How long will it take?
It tried to catch a passing little one but the shade fluttered away. They were such ephemeral things, these children of the sun. It would be interesting, the dragon thought, to feed one of their souls to the Nothing and watch it be consumed. Perhaps there was an insight to be gained into the nature of things. Or perhaps not, but either way it couldn't catch them. They winked into the underworld and quickly sped away, and when the dragon chased them it was slow and they were quickly beyond its senses.
Silence.
The little ones had given it that name. It had snarled against such a crude word when it had first woken, but other dragons had kept their human names and its own thoughts had subtly changed. Silence was a blissful thing. Death was silent. Here was silent. In the living realms with the little ones all around, their thoughts gibbered and jabbered constantly. Silence was beautiful.
I will keep it. I will become it. I will bring it and I will surround myself with it.
After a time it tired of watching the mindless Nothing grow, inch by tiny inch, the cancer of creation. How long will it take? Lifetimes, and the dragon was too impatient for such things. It felt the call of eggs, here and there and everywhere, scattered in places unfamiliar as well as those well known.

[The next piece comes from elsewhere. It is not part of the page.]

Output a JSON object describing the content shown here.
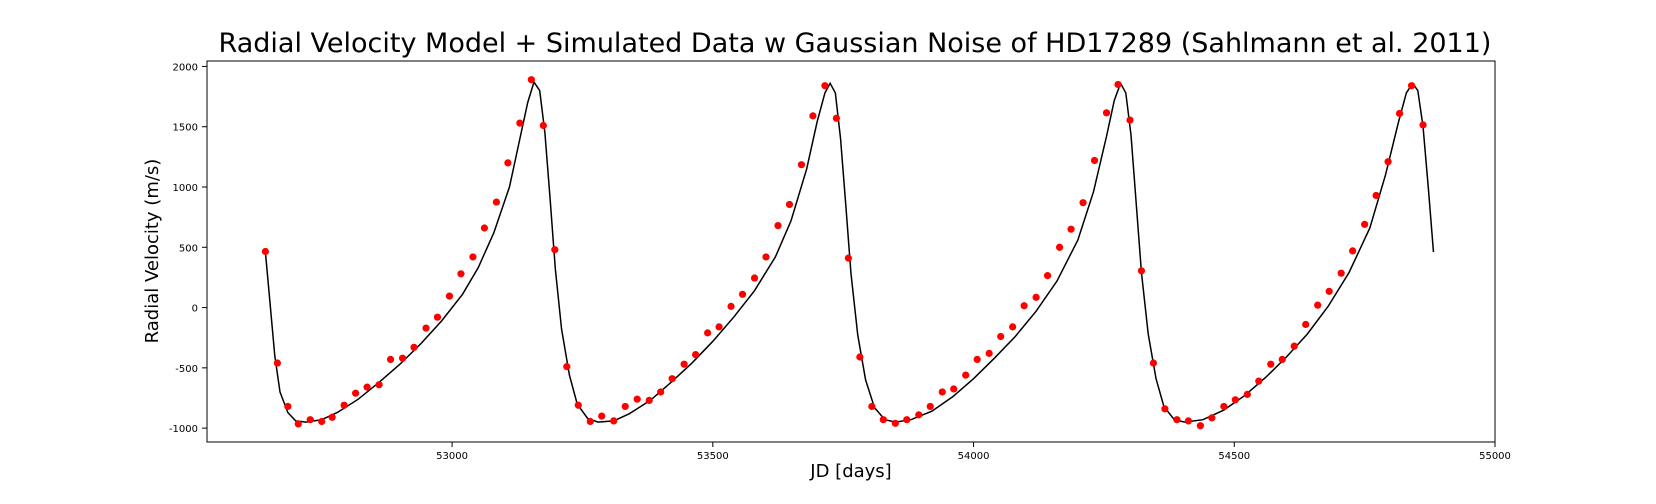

The little ones with the ships, they had taken eggs. Perhaps it would be amusing to bring some silence to them?
It moved, but not yet towards the eggs. There was another thing, close to the bleeding wound of the underworld. Something else that lingered. A familiar taste.
Sister? Brother?
But it wasn't a dragon. Something like a dragon, but not. Something more. A silver half-god, nothing less, and the dragon wondered how one of the makers was here. The half-gods didn't pass through Xibaiya and never had. They'd had their own ways, even before they were banished by the earth.
Curious then that one of them should be here, and more curious too that it was close to That Which Came Before. Did you come to see, old one? But this is not your domain and you should know better than to be here.
As it came so close that they might have touched, it tasted a second shade, a little one, and now it understood. The two were locked together, each held fast by the other so that neither could move, a tiny mirror of the Earth Goddess and her slayer wrapped in their prison.
Old one?
The shades writhed and screamed together. The dragon turned away, sorrow and disgust all at once. Yes, an old one, one of the silver half-gods, a maker, but diminished to almost nothing, a barely flickering ember of the bright light it had once been long, long ago.